Ziad Haider, the US State Department’s special representative for commercial and business affairs, who is tasked with promoting the summit worldwide, wrote for Al Arabiya on Saturday that GES was held for three reasons.

“Promoting entrepreneurship creates jobs and incomes,” Haider said. “By creating such prosperity, enhanced stability follows, diminishing extremism and associated security threats. So does a level playing field and inclusiveness where entrepreneurs can be self-reliant and contribute to their economies and societies.”

The summit provides a “platform to connect” young entrepreneurs “eager to create value and solutions in response to social needs,” the representative added.

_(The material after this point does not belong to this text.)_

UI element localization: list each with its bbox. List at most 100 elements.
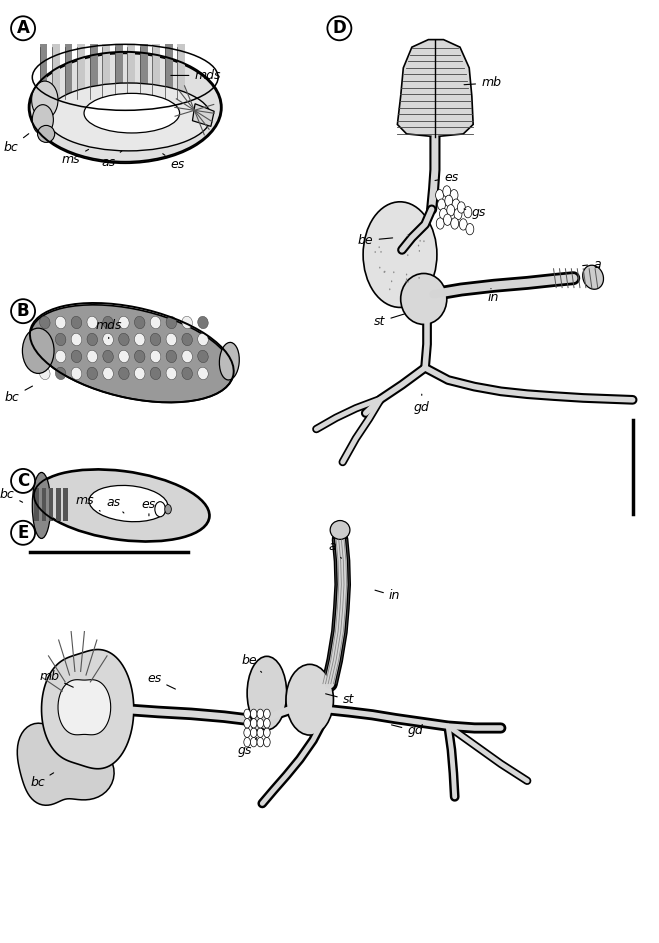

Outside of the GES conference halls, the US government operates what it calls Global Entrepreneurship programs, funded by its foreign aid arm USAID.

Its first was in Egypt, where a year earlier, Obama – still fresh in the oval office - delivered a landmark speech in Cairo where he discussed the power of entrepreneurship to transform lives and societies.

Obama is far from the first prominent leader to use the summit to inspire the region’s entrepreneurs.

In 2012, Sheikh Mohammad Bin Rashid al-Maktoum, the UAE’s vice-president, prime minister and ruler of Dubai, told the previous summit that the event had opened “a path that will be followed by others.”

“I say to the youth that you deserve to be the first and better, and the future can be made only by leaders, and history can be changed by courageous people only.”